The Sultanate of Malacca (1402 - 1511) was a Malay sultanate founded by Parameswara, a Srivijayan prince who escaped the Majapahit capture of Palembang.
In 1402, he founded a new capital, Malacca (Melaka in Malay), located at the chokepoint of the Straits of Malacca. In 1414, he converted to Islam and became the Sultan of Malacca.
The Sultanate thrived as an entrepot and became the most important port in Southeast Asia during the 15th and the early 16th century. Furthermore, Malacca was as a major player in spice trade, serving as a gateway between the Spice Islands and high-paying Eurasian markets. This is reflected by the Portuguese writer Duarte Barbosa who once wrote "He who is lord of Malacca has his hand on the throat of Venice".
One of the factors that contributed to the rise of Malacca was the monsoon winds that enabled Arab and Indian traders from the west to travel to China in the east and vice versa. At the height of its power, the Sultanate encompassed most of modern day Peninsula Malaysia, the site of modern day Singapore and a great portion of eastern Sumatra. It was also the center of Islam in the eastern sphere, where imams and "ustaz"s came to discuss religion and the like. Muslim missionaries were also sent by the Sultan to spread Islam to other communities in the Malay Archipelago, such as in Java, Borneo, and the Phillippines. Most of South East Asia at that time was Hindu.
The Sultanate's most important regional rivals were Siam in the north and the declining Majapahit Empire in the south. Majapahit was not able to control or effectively compete with Malacca within the archipelago, and came to an end during the later 15th century. Siam on the other hand attacked Malacca three times, but all attacks were repelled. At the same time, Malacca had a good relationship with China. One of the Malaccan Sultans even married a Chinese princess named Hang Li Po , although it's probably a myth. This friendly relationship with China helped deter Siam from further threatening Malacca.
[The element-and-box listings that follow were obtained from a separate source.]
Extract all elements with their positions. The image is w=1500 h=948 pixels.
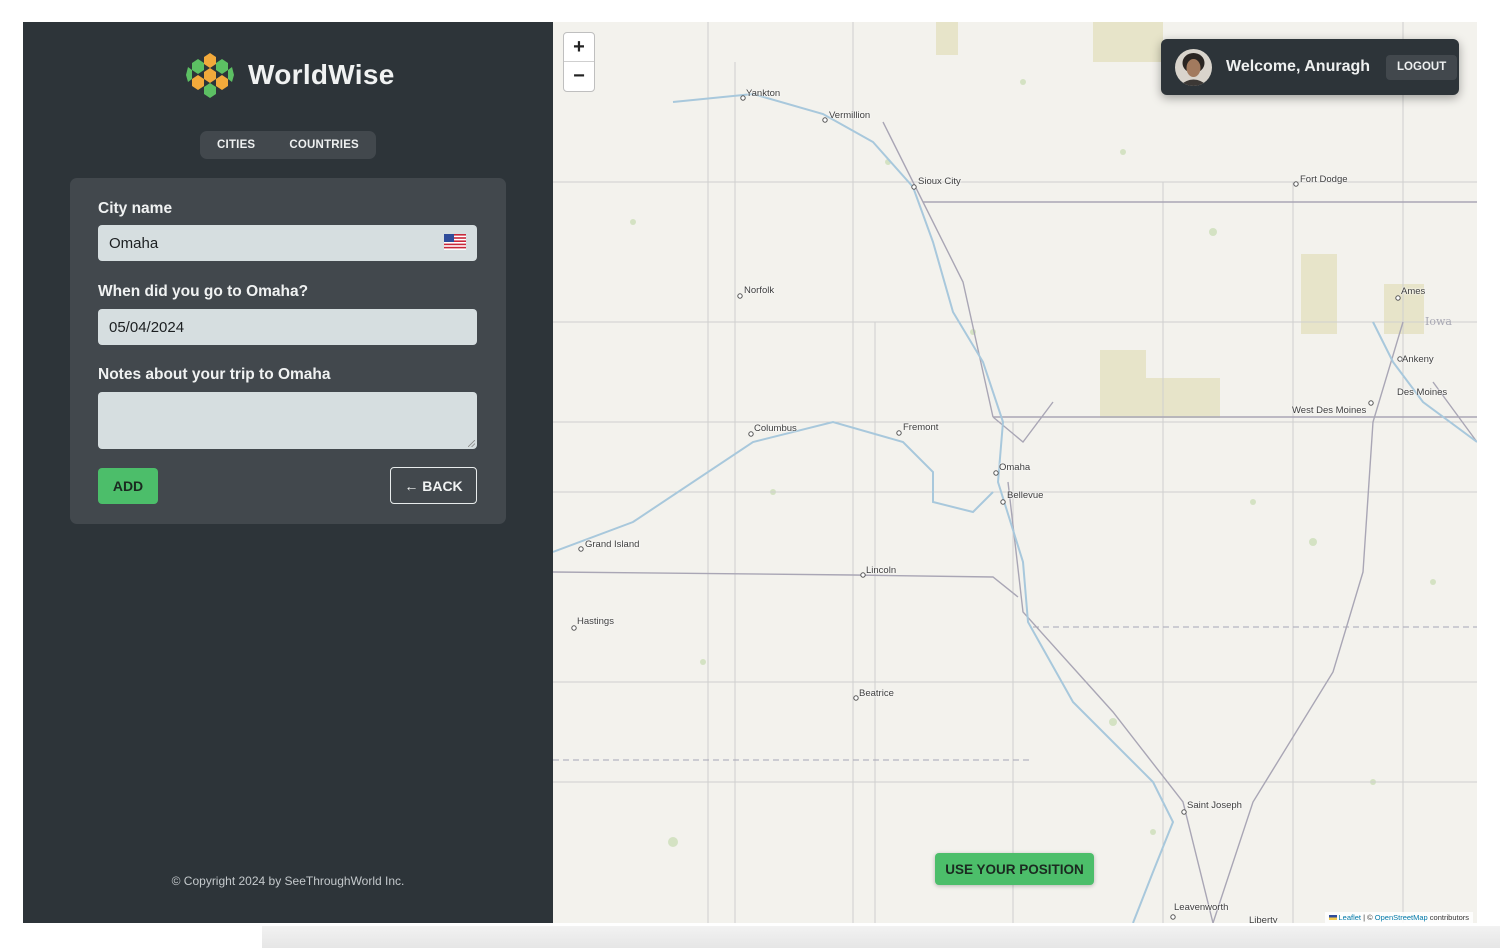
map-attribution: Leaflet | © OpenStreetMap contributors [1324, 912, 1473, 923]
us-flag-icon [444, 234, 466, 250]
logout-button[interactable]: LOGOUT [1386, 54, 1458, 80]
place-label: Norfolk [744, 285, 775, 296]
map-container[interactable]: Yankton Vermillion Sioux City Fort Dodge… [553, 22, 1477, 923]
visit-date-input[interactable]: 05/04/2024 [98, 309, 477, 345]
notes-textarea[interactable] [98, 392, 477, 449]
place-label: Leavenworth [1174, 902, 1229, 913]
zoom-out-button[interactable]: − [564, 62, 594, 90]
place-label: Des Moines [1397, 387, 1448, 398]
place-label: Columbus [754, 423, 797, 434]
place-label: West Des Moines [1292, 405, 1367, 416]
brand-logo[interactable]: WorldWise [184, 49, 395, 101]
place-label: Vermillion [829, 110, 871, 121]
place-label: Ames [1401, 286, 1426, 297]
place-label: Fremont [903, 422, 939, 433]
use-position-button[interactable]: USE YOUR POSITION [935, 853, 1094, 885]
avatar [1175, 48, 1212, 86]
place-label: Yankton [746, 88, 781, 99]
place-label: Saint Joseph [1187, 800, 1242, 811]
place-label: Omaha [999, 462, 1031, 473]
zoom-in-button[interactable]: + [564, 33, 594, 62]
leaflet-flag-icon [1328, 915, 1337, 920]
window-bottom-edge [262, 926, 1500, 948]
place-label: Fort Dodge [1300, 174, 1348, 185]
place-label: Hastings [577, 616, 614, 627]
leaflet-link[interactable]: Leaflet [1339, 913, 1362, 922]
city-name-label: City name [98, 200, 173, 217]
tab-countries[interactable]: COUNTRIES [281, 135, 367, 155]
place-label: Sioux City [918, 176, 961, 187]
copyright-text: © Copyright 2024 by SeeThroughWorld Inc. [171, 874, 405, 888]
welcome-text: Welcome, Anuragh [1226, 58, 1371, 75]
place-label: Ankeny [1402, 354, 1434, 365]
visit-date-label: When did you go to Omaha? [98, 283, 309, 300]
globe-hexagon-logo-icon [185, 50, 235, 100]
osm-link[interactable]: OpenStreetMap [1375, 913, 1428, 922]
brand-name: WorldWise [248, 59, 395, 90]
add-city-form: City name Omaha When did you go to Omaha… [70, 178, 506, 524]
place-label: Bellevue [1007, 490, 1044, 501]
notes-label: Notes about your trip to Omaha [98, 366, 331, 383]
attribution-separator: | © [1361, 913, 1375, 922]
add-button[interactable]: ADD [98, 468, 158, 504]
sidebar: WorldWise CITIES COUNTRIES City name Oma… [23, 22, 553, 923]
app-layout: WorldWise CITIES COUNTRIES City name Oma… [23, 22, 1477, 923]
state-label: Iowa [1425, 315, 1452, 328]
zoom-control: + − [563, 32, 595, 92]
resize-handle-icon[interactable] [468, 440, 475, 447]
attribution-suffix: contributors [1427, 913, 1469, 922]
visit-date-value: 05/04/2024 [109, 318, 185, 336]
place-label: Grand Island [585, 539, 640, 550]
city-name-value: Omaha [109, 234, 159, 252]
place-label: Liberty [1249, 915, 1278, 923]
place-label: Lincoln [866, 565, 897, 576]
tab-cities[interactable]: CITIES [209, 135, 263, 155]
city-name-input[interactable]: Omaha [98, 225, 477, 261]
place-label: Beatrice [859, 688, 894, 699]
user-panel: Welcome, Anuragh LOGOUT [1161, 39, 1459, 95]
view-tabs: CITIES COUNTRIES [200, 131, 376, 159]
back-button[interactable]: ← BACK [390, 467, 477, 504]
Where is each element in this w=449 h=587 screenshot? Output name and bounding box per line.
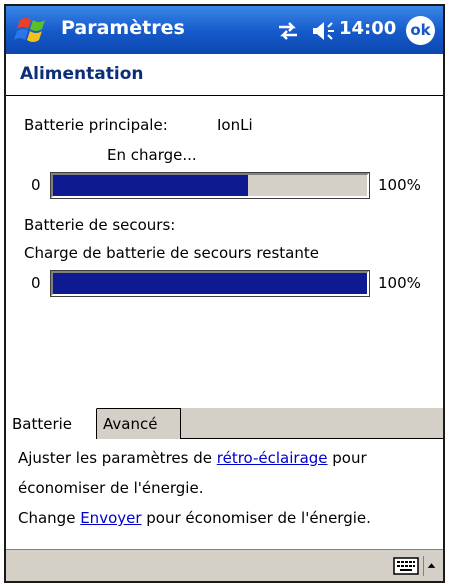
info-area: Ajuster les paramètres de rétro-éclairag… xyxy=(6,439,443,549)
info-text: Change xyxy=(18,509,81,527)
page-title: Alimentation xyxy=(20,64,144,84)
tab-avance[interactable]: Avancé xyxy=(97,408,181,439)
page-header: Alimentation xyxy=(6,54,443,96)
main-battery-label: Batterie principale: xyxy=(24,116,168,134)
keyboard-icon[interactable] xyxy=(393,557,419,575)
backup-battery-label: Batterie de secours: xyxy=(24,216,176,234)
title-bar: Paramètres 14:00 ok xyxy=(6,6,443,54)
info-line-backlight: Ajuster les paramètres de rétro-éclairag… xyxy=(18,449,367,467)
command-bar xyxy=(6,549,443,581)
volume-icon[interactable] xyxy=(310,19,336,43)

It was in 1509, during the reign of the last Sultan of Malacca, Sultan Mahmud Shah that the Portuguese became the first European power to reach Malacca and Southeast Asia in general. The Portuguese delegation was led by Admiral Lopez de Sequira . Trouble however ensued immediately after the general feeling of rivalry between Islam and Christianity was invoked by a few groups in the Sultan's court. Soon, the Portuguese fleet was attacked by the Malacca and was forced to flee.
In 1511, a larger Portuguese fleet from Cochin, India led by Viceroy Alfonso d'Albuquerque came back to Malacca. The Viceroy made a few demands but all were refused by the Sultan. As a result, conflict was unavoidable. On August 24, Malacca fell after 40 days and Sultan Mahmud Shah fled to Kampar in Sumatra, and later died there. His son Muzaffar was invited by the people in the north of the peninsula to become their ruler, establishing the Sultanate of Perak. Meanwhile Mahmud's other son Alauddin went on to become the successor of his father and made a new capital in the south, Johore, and the Sultanate of Malacca became the Sultanate of Johore.
Malacca was later conquered by the Dutch 1641. Through the Anglo-Dutch Treaty of 1824, Malacca became a colony of the United Kingdom. In 1957, Malacca joined other Malay states to form Malaya and in 1963, together with Sarawak, Sabah and Singapore formed Malaysia.